By Steven Meyer
Several Indiana counties, including Gibson and Daviess, are under flood warnings as significant stream and river flooding is expected over the next few days. Above average rainfall has combined with melting snow to create earlier than normal spring flooding across Southwest Indiana. Today, flooding forced local officials to close State Road 257 just south of Washington, Indiana.

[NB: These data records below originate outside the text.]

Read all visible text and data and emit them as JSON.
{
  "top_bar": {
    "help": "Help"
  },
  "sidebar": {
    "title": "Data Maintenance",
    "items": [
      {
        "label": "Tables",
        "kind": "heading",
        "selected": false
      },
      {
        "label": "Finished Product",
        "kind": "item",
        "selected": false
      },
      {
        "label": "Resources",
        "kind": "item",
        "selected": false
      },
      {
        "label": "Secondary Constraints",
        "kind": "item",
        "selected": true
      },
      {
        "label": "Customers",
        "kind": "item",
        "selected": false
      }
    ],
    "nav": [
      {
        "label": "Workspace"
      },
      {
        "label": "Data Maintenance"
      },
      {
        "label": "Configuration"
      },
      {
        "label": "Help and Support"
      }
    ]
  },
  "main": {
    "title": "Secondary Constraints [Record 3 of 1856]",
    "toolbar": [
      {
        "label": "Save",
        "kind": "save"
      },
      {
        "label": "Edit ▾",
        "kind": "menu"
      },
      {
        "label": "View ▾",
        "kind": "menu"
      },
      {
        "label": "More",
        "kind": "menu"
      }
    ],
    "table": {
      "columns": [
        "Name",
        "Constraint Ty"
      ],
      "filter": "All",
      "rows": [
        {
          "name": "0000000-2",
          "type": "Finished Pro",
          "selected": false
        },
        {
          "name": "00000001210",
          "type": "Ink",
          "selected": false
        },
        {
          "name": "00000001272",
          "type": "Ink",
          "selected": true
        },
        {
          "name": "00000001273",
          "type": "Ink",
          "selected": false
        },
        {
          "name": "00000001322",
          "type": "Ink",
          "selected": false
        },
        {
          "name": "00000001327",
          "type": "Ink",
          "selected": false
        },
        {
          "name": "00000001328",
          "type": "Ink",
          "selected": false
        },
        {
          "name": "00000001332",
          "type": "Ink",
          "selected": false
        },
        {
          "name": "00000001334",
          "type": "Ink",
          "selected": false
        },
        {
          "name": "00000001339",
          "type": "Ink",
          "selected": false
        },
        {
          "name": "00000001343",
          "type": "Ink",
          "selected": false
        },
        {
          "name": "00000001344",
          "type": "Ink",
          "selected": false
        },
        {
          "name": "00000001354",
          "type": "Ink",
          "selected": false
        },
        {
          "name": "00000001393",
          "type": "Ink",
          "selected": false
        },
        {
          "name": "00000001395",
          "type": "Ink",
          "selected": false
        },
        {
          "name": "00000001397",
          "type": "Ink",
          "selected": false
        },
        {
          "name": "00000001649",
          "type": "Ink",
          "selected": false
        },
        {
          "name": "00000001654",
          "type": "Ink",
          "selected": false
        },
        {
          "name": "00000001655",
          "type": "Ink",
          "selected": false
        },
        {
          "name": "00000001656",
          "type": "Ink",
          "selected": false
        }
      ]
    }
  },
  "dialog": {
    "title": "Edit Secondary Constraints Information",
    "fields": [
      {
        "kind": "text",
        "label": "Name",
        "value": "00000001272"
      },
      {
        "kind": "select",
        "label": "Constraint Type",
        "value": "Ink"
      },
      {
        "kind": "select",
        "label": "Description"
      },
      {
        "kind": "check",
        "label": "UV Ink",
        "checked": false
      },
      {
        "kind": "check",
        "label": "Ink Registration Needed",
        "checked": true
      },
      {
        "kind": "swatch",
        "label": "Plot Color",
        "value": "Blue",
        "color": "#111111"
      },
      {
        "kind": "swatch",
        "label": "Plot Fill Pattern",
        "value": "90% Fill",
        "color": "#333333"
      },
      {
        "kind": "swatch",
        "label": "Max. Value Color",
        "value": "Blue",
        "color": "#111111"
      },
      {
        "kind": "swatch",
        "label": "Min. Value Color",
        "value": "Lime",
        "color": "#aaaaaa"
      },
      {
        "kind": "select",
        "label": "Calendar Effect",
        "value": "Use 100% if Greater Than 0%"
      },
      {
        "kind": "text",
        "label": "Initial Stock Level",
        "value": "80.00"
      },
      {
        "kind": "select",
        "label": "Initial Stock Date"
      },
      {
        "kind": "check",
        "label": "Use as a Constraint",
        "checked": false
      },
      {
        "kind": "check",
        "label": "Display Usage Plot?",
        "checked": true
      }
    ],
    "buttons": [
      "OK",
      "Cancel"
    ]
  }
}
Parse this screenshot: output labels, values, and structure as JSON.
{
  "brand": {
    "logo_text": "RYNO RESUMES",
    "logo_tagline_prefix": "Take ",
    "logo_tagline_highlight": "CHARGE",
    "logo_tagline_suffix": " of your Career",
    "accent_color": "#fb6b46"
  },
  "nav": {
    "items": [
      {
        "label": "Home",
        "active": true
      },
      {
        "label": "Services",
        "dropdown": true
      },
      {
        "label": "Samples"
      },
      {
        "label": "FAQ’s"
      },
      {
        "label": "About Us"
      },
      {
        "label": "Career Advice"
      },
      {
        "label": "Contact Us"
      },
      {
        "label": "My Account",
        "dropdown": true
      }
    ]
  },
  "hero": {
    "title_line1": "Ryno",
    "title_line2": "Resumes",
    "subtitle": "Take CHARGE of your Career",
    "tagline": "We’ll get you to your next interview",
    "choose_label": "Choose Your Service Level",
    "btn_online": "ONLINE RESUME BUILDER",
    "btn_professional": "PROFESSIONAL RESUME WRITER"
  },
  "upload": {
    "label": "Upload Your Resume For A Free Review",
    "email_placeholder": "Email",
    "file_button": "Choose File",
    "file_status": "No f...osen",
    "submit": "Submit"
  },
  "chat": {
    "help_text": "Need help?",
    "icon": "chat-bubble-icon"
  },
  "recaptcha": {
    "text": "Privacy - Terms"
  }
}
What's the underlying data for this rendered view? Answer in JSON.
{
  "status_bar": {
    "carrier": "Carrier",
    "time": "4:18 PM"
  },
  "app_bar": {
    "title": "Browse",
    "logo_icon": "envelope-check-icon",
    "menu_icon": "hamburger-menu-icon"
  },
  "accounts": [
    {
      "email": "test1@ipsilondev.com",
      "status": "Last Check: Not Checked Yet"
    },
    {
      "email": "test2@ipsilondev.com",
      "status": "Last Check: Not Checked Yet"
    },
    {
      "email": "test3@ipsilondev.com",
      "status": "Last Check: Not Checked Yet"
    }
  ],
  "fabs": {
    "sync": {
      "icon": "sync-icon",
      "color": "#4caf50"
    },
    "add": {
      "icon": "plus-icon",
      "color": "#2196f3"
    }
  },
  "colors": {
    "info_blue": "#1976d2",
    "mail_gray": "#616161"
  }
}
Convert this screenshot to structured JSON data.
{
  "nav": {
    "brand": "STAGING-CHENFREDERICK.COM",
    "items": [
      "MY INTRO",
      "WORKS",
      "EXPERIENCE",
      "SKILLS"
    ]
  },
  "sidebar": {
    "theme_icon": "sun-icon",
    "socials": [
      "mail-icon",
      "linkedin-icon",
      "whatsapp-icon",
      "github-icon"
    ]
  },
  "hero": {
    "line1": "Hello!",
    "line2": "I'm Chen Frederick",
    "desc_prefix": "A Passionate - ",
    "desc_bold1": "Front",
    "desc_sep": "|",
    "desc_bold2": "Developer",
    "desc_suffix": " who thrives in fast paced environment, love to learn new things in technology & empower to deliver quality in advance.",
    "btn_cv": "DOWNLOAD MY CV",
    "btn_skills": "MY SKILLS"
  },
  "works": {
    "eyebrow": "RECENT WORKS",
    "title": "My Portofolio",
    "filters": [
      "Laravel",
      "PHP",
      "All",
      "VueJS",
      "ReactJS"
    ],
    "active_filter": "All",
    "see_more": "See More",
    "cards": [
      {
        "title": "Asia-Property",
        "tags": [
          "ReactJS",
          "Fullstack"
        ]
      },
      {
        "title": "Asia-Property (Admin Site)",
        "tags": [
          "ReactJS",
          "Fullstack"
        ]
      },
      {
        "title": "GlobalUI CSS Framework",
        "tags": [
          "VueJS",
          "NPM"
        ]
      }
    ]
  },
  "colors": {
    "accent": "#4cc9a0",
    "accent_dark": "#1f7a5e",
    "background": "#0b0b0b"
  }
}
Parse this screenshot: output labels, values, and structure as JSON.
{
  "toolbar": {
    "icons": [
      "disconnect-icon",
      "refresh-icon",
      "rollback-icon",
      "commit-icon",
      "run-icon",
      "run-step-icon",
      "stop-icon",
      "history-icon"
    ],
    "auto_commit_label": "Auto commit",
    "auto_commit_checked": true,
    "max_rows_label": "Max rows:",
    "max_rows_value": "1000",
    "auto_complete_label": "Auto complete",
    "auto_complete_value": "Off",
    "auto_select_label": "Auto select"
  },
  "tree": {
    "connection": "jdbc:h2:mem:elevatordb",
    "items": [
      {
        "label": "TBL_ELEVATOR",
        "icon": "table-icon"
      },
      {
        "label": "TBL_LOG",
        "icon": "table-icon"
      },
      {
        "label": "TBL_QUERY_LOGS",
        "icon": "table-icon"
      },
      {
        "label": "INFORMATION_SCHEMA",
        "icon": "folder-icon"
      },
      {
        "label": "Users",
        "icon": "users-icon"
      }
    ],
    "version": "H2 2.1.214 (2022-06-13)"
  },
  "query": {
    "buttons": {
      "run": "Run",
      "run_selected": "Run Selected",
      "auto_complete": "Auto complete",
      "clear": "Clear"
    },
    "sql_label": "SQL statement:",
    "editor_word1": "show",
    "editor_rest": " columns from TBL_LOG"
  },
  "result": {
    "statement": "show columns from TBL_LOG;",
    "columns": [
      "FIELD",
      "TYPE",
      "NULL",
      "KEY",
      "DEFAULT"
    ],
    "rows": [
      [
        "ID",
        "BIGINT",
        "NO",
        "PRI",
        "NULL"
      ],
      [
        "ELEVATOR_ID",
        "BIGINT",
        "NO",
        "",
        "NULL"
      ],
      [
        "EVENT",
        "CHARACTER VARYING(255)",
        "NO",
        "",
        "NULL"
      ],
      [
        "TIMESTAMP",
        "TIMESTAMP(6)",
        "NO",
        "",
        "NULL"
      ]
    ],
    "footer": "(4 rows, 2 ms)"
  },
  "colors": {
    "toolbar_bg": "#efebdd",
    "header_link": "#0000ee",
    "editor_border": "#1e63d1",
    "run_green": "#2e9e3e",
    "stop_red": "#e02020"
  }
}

Stories about flooding in Southwest Indiana have become increasingly common over the last few years. There is, however, more to the story than just flooding and road closures. The flooding that has closed S.R. 257 is less than five miles upstream from where New Terrain I-69 is supposed to cross the East Fork White River. At the location where I-69 bridge is planned, the floodplain is about 2 1/4 miles wide. However, in an attempt to cut costs, INDOT has proposed constructing a bridge that is only about ¼ mile long. The rest of the floodplain will be spanned by building up about 20-25 feet of fill material and laying the highway on top. As a result, flood waters will back up and the regulatory flood levels in the area will be up to a foot higher than they are now. In order to move ahead with this plan, INDOT is trying to buy almost 6,000 acres of flood easements from the local landowners.
With HEC’s support, many of the local farmers who grow crops on that land are fighting back. The flood waters are rising fast enough without a multi-billion dollar highway adding to the mess. For them and many other rural Hoosiers, New Terrain I-69 means nothing more than deeper flood waters and local road closures destroying their way of life.